The compositions of health expenditures by households in South Korea with and without catastrophic health expenditures were compared. Also, relationships between catastrophic health expenditures and household incomes, and between such health expenditures and expenditure patterns were explored.
Data from the 2006 South Korean Household Income & Expenditure Survey, a representative survey of 90,696 households were analyzed. We used a double-hurdle model to assess each income source and expenditure category. The independent variable was the presence of catastrophic health expenditure.
After adjusting for household characteristics, the results showed that earned, business, and property incomes were significantly lower, but transfer and loan incomes were significantly higher in households with catastrophic health expenditures than in those without such health expenditures. All consumption categories, other than health expenditure, were significantly lower in households with catastrophic health expenditures than in those without catastrophic health expenditures. This suggests that households with catastrophic health expenditures faced challenges in offset by the potentially excessive health expenditure and may have been obliged to reduce consumption of other items.
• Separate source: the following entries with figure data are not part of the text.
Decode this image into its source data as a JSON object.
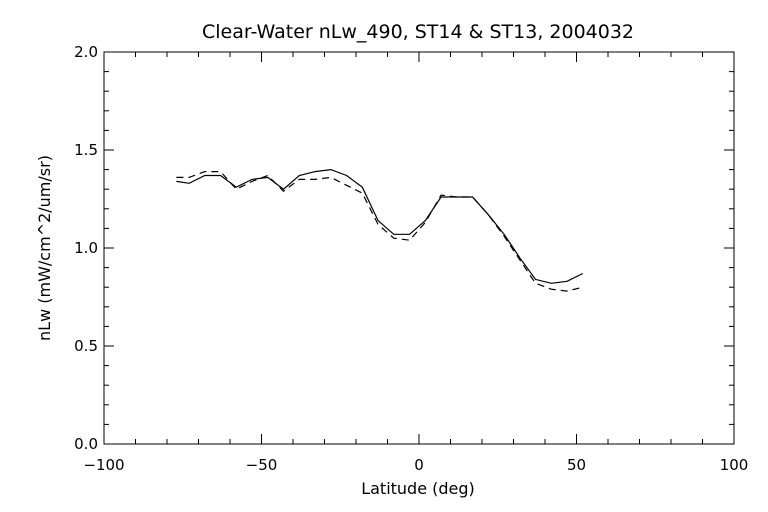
{
  "chart_data": {
    "type": "line",
    "title": "Clear-Water nLw_490, ST14 & ST13, 2004032",
    "xlabel": "Latitude (deg)",
    "ylabel": "nLw (mW/cm^2/um/sr)",
    "xlim": [
      -100,
      100
    ],
    "ylim": [
      0.0,
      2.0
    ],
    "xticks": [
      -100,
      -50,
      0,
      50,
      100
    ],
    "xtick_labels": [
      "−100",
      "−50",
      "0",
      "50",
      "100"
    ],
    "yticks": [
      0.0,
      0.5,
      1.0,
      1.5,
      2.0
    ],
    "ytick_labels": [
      "0.0",
      "0.5",
      "1.0",
      "1.5",
      "2.0"
    ],
    "x_minor_step": 10,
    "y_minor_step": 0.1,
    "grid": false,
    "series": [
      {
        "style": "solid",
        "x": [
          -77,
          -73,
          -68,
          -63,
          -58,
          -53,
          -48,
          -43,
          -38,
          -33,
          -28,
          -23,
          -18,
          -13,
          -8,
          -3,
          2,
          7,
          12,
          17,
          22,
          27,
          32,
          37,
          42,
          47,
          52
        ],
        "y": [
          1.34,
          1.33,
          1.37,
          1.37,
          1.31,
          1.35,
          1.36,
          1.3,
          1.37,
          1.39,
          1.4,
          1.37,
          1.31,
          1.14,
          1.07,
          1.07,
          1.14,
          1.26,
          1.26,
          1.26,
          1.17,
          1.07,
          0.95,
          0.84,
          0.82,
          0.83,
          0.87
        ]
      },
      {
        "style": "dashed",
        "x": [
          -77,
          -73,
          -68,
          -63,
          -58,
          -53,
          -48,
          -43,
          -38,
          -33,
          -28,
          -23,
          -18,
          -13,
          -8,
          -3,
          2,
          7,
          12,
          17,
          22,
          27,
          32,
          37,
          42,
          47,
          52
        ],
        "y": [
          1.36,
          1.36,
          1.39,
          1.39,
          1.3,
          1.34,
          1.37,
          1.29,
          1.35,
          1.35,
          1.36,
          1.32,
          1.28,
          1.12,
          1.05,
          1.04,
          1.13,
          1.27,
          1.26,
          1.26,
          1.17,
          1.06,
          0.94,
          0.82,
          0.79,
          0.78,
          0.8
        ]
      }
    ]
  }
}
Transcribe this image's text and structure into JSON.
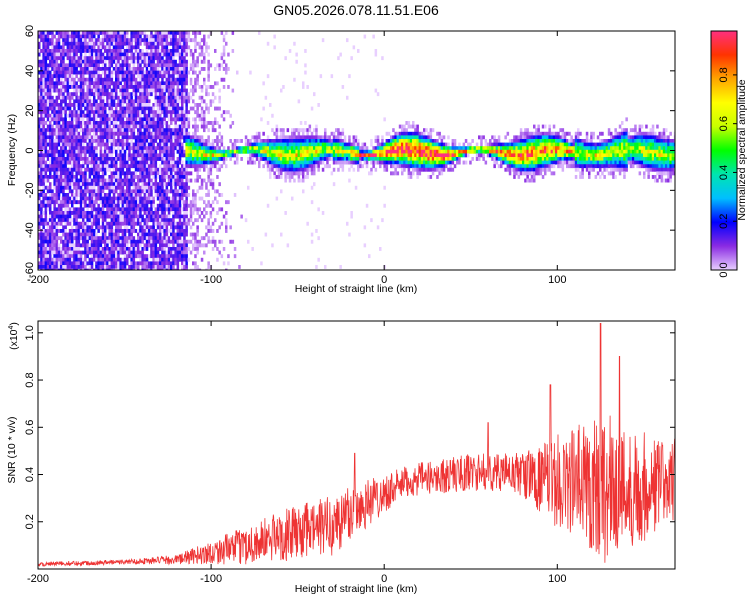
{
  "title": "GN05.2026.078.11.51.E06",
  "chart_data": [
    {
      "type": "heatmap",
      "name": "spectrogram",
      "xlabel": "Height of straight line (km)",
      "ylabel": "Frequency (Hz)",
      "xlim": [
        -200,
        168
      ],
      "ylim": [
        -60,
        60
      ],
      "xticks": [
        -200,
        -100,
        0,
        100
      ],
      "yticks": [
        -60,
        -40,
        -20,
        0,
        20,
        40,
        60
      ],
      "colorbar": {
        "label": "Normalized spectral amplitude",
        "range": [
          0.0,
          0.98
        ],
        "ticks": [
          0.0,
          0.2,
          0.4,
          0.6,
          0.8
        ],
        "colormap": [
          "#e8cfff",
          "#8a2be2",
          "#0000ff",
          "#00bfff",
          "#00e5b0",
          "#00ff00",
          "#c8ff00",
          "#ffff00",
          "#ffa500",
          "#ff3300",
          "#ff3080"
        ]
      },
      "description_regions": {
        "noise_region_x": [
          -200,
          -112
        ],
        "signal_line_freq_hz": 0
      }
    },
    {
      "type": "line",
      "name": "snr",
      "xlabel": "Height of straight line (km)",
      "ylabel": "SNR (10 * v/v)",
      "y_multiplier": "(x10",
      "y_multiplier_exp": "4",
      "y_multiplier_close": ")",
      "xlim": [
        -200,
        168
      ],
      "ylim": [
        0.0,
        1.05
      ],
      "xticks": [
        -200,
        -100,
        0,
        100
      ],
      "yticks": [
        0.2,
        0.4,
        0.6,
        0.8,
        1.0
      ],
      "ytick_labels": [
        "0.2",
        "0.4",
        "0.6",
        "0.8",
        "1.0"
      ],
      "color": "#ee3333",
      "envelope": {
        "x": [
          -200,
          -150,
          -120,
          -100,
          -80,
          -60,
          -40,
          -25,
          -20,
          -10,
          0,
          10,
          20,
          30,
          40,
          50,
          60,
          70,
          80,
          90,
          100,
          110,
          120,
          125,
          130,
          140,
          150,
          160,
          168
        ],
        "base": [
          0.02,
          0.03,
          0.04,
          0.07,
          0.1,
          0.14,
          0.17,
          0.2,
          0.24,
          0.28,
          0.32,
          0.36,
          0.38,
          0.39,
          0.4,
          0.41,
          0.41,
          0.41,
          0.4,
          0.38,
          0.37,
          0.37,
          0.36,
          0.35,
          0.34,
          0.34,
          0.35,
          0.36,
          0.38
        ],
        "amp": [
          0.01,
          0.01,
          0.02,
          0.05,
          0.08,
          0.11,
          0.12,
          0.14,
          0.13,
          0.11,
          0.08,
          0.07,
          0.07,
          0.07,
          0.08,
          0.08,
          0.08,
          0.08,
          0.1,
          0.14,
          0.2,
          0.24,
          0.3,
          0.34,
          0.32,
          0.26,
          0.24,
          0.2,
          0.18
        ]
      },
      "peaks": [
        {
          "x": -17,
          "y": 0.49
        },
        {
          "x": 60,
          "y": 0.62
        },
        {
          "x": 96,
          "y": 0.78
        },
        {
          "x": 125,
          "y": 1.04
        },
        {
          "x": 136,
          "y": 0.9
        }
      ]
    }
  ]
}
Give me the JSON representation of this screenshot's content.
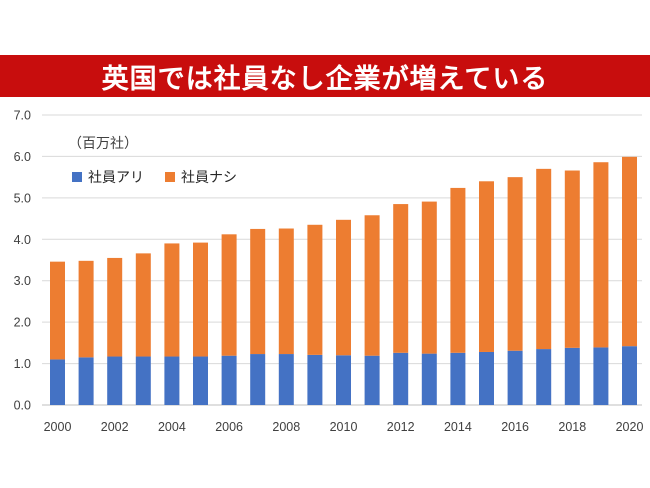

The expansion of insurance coverage and lowering of out-of-pocket rates in the South Korean Health Insurance benefits could be a necessary first step in protecting households from the occurrence of health related economic catastrophes.
比较韩国有和无灾难性卫生支出家庭的卫生支出构成。还探讨了灾难性卫生支出与家庭收入之间的关系,以及这些卫生支出与支出模式之间的关系。
对代表 90696 户家庭的 2006 年韩国家庭收入和支出调查的数据进行了分析。我们使用双门槛模型评估每个收入来源和支出类别。自变量是灾难性卫生支出的存在。
调整家庭特征后,结果表明,有灾难性卫生支出的家庭的劳动、商业和财产收入明显较低,但转移和贷款收入明显较高。有灾难性卫生支出的家庭的所有消费类别,除了卫生支出,都明显低于没有灾难性卫生支出的家庭。这表明,有灾难性卫生支出的家庭在应对潜在过度卫生支出方面面临挑战,可能不得不减少其他项目的消费。
扩大韩国健康保险福利的保险覆盖范围和降低自付费用率可能是保护家庭免受与健康相关的经济灾难发生的必要的第一步。